Kaplan was referring to foreign affairs. Correspondents would focus upon individuals being killed, bodies bags, etc rather than larger issues. There was a strategy in place to oppose Communism and the Vietnam War was intended to carry on that strategy, but that was never discussed, whether our efforts in Vietnam truly opposed communism or not. Instead they discussed individual deaths. We were overwhelmed with pictures of body bags.

The reverse, sort of, was true of Kosovo. Now individuals were being killed by the Serbs, so picture after picture of individual deaths were presented to the American public such that we were finally impelled to send forces to Kosovo and Bosnia to “stop the killing.” The Correspondents were not hard on the American military for dropping bombs on Serbian civilians, including babies, because we were stopping the killing.

Move now into the realm of “gun politics.” A single shooting incident will be focused on in the same way. Look a child, or several children are being killed. Their solution is virtually always going to include a request for “tougher gun laws.” In many cases the killers are already criminals and by law denied the right to have guns. Their answer to that is that if all guns were taken off the streets, no one would have a gun; which seems an absurd thing for them to say until we remember that their desire to remove all guns from public hands is their long-held hope. For them “emotion replaces analysis.”

Moving back to dogs now, we see the same sort of thing prevail. One bite by a pit bull or Rottweiler and someone is going to propose a bill to make them illegal or restrict the owning of them in some way.

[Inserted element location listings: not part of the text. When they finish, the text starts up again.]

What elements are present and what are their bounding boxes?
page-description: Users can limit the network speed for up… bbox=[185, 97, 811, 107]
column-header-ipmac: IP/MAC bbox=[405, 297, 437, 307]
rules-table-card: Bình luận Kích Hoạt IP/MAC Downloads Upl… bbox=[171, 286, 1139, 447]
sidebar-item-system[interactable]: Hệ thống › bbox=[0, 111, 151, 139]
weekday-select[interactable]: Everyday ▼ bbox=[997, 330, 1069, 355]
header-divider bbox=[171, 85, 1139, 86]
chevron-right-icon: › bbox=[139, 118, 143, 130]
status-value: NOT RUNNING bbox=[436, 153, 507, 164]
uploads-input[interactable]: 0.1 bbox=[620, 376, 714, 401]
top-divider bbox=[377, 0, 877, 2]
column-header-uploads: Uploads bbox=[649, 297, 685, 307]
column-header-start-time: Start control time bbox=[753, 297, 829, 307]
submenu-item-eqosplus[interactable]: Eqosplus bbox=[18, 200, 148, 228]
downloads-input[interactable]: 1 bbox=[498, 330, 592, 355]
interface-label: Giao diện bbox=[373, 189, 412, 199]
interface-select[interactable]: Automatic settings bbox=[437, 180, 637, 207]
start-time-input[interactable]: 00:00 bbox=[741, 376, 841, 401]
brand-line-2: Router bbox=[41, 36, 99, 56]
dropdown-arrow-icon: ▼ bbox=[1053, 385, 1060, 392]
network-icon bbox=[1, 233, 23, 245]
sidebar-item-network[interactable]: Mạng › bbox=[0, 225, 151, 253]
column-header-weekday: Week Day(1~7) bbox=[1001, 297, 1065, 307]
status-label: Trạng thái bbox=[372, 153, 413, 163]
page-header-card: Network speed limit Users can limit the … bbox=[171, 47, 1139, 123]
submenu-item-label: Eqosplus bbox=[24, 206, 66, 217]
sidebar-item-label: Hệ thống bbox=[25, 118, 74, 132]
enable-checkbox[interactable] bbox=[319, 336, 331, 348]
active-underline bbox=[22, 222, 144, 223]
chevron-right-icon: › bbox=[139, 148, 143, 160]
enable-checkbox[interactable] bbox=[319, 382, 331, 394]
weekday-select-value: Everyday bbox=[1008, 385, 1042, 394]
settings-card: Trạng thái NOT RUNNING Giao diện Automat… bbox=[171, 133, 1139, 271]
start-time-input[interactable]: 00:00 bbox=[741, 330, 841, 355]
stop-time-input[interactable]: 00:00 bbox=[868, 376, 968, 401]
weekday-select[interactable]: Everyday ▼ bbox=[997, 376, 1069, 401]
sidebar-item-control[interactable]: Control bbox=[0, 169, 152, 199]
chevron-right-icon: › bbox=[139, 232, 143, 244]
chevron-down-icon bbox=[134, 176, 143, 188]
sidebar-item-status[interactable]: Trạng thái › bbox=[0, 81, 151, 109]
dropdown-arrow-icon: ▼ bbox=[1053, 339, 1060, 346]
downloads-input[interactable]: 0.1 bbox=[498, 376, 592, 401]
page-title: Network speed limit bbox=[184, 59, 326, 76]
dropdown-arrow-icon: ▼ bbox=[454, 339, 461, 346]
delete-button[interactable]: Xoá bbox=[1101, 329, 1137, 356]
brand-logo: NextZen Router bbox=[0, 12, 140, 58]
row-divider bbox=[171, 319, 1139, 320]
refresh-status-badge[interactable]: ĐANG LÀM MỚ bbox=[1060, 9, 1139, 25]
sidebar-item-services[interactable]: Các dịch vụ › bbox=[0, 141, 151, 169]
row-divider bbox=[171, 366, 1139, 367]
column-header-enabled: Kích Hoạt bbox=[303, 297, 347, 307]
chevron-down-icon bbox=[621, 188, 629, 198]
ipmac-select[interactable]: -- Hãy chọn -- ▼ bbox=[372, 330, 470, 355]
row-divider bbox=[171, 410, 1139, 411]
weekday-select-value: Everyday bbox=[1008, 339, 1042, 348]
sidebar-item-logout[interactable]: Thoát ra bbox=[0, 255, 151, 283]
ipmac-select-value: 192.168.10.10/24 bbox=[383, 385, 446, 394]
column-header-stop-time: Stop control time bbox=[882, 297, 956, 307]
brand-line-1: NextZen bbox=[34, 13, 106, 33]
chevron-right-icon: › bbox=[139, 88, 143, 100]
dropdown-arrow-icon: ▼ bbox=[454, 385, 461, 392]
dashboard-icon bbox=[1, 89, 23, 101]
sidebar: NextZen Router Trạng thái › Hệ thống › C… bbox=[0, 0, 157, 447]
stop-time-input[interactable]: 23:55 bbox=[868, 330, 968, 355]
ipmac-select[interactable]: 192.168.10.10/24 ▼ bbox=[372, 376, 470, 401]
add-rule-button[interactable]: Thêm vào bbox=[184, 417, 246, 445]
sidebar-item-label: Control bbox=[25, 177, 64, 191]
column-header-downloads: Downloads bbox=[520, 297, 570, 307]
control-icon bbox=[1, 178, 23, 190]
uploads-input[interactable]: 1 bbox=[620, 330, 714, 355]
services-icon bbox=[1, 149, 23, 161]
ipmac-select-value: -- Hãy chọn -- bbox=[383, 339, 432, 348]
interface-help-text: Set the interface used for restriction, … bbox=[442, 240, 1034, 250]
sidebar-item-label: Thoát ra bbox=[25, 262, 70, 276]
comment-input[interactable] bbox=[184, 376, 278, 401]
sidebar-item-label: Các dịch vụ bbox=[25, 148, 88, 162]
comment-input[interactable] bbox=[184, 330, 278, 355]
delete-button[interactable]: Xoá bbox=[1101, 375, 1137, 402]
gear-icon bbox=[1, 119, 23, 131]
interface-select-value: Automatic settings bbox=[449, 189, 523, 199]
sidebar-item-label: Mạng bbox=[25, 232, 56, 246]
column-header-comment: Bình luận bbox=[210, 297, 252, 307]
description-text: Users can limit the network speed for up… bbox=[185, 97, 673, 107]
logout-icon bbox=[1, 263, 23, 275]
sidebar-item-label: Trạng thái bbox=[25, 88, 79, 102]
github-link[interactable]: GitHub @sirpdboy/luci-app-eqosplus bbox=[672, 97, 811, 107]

Emotion replaces analysis!

I used to do a lot of “Free Diving” which is a sort of underwater hunting. Without breathing apparatus one dives down with a spear gun and hunts fish. I did that for many years. Typically, when someone heard what I did, they would ask “aren’t you afraid of sharks?” Emotion for them replaced analysis. How many shark attacks have there been on the California coast? I don’t recall the exact number but it is tiny. The same sort of thing is true of “the dangerous dogs.” Which breed is responsible for the most dog bites? The last time I checked it was the Cocker Spaniel. Are the anti-dog people trying to outlaw the Cocker Spaniel? How could they? Who could generate much emotion about outlawing the Cocker Spaniel? But the Pit Bull & Rottweiler look fierce. Correspondents can’t get worked up over them.

It would be easier for the Dog-Control people to get worked up over deaths caused by dogs, but they have problem. It is hard to avoid analysis if they talk about that. The average of dog deaths in the US over the last several years is 17. That is, in all of the United States, all 300 million of us, only 17 will be killed in an average year by dogs. Do they want to make a law affecting all dogs because 17 people were killed? Well, yeah they do. They tell us 74% of the deaths were caused by Pit Bulls, Rottweilers and Presa Canarios. Disclaimer: I note that the lead in statement says 33 were killed in 2007 but further down when it lists deaths by state it says 15. In any case the number is very small. Do we have deaths by car accidents? Motorcycle accidents, skate board accidents, bicycle accidents, slipping on soap in the tub accidents. I would wager that all of those would exceed the dog bite deaths. But it is hard to put the fierce face of a Pit Bull on those things – emotionally. If we move away from deaths and get back to “all dog bites” then we were back into Cocker Spaniel territory.

Here’s an article that suggests Dachsunds are now the dog that may be biting the most people. It begins, “Forget pit bulls, Rottweilers and Rhodesian ridgebacks. It’s the sausage dog that’s the most aggressive breed.” Well, whoever wrote that article probably doesn’t think much “softening” has gone on in the Rhodesian Ridgeback.”

This should give the anti-dog people some comfort: “. . . it is at least a hundred thousand times more likely that a ‘Pit Bull’ will be killed by a HUMAN, than the other way around.”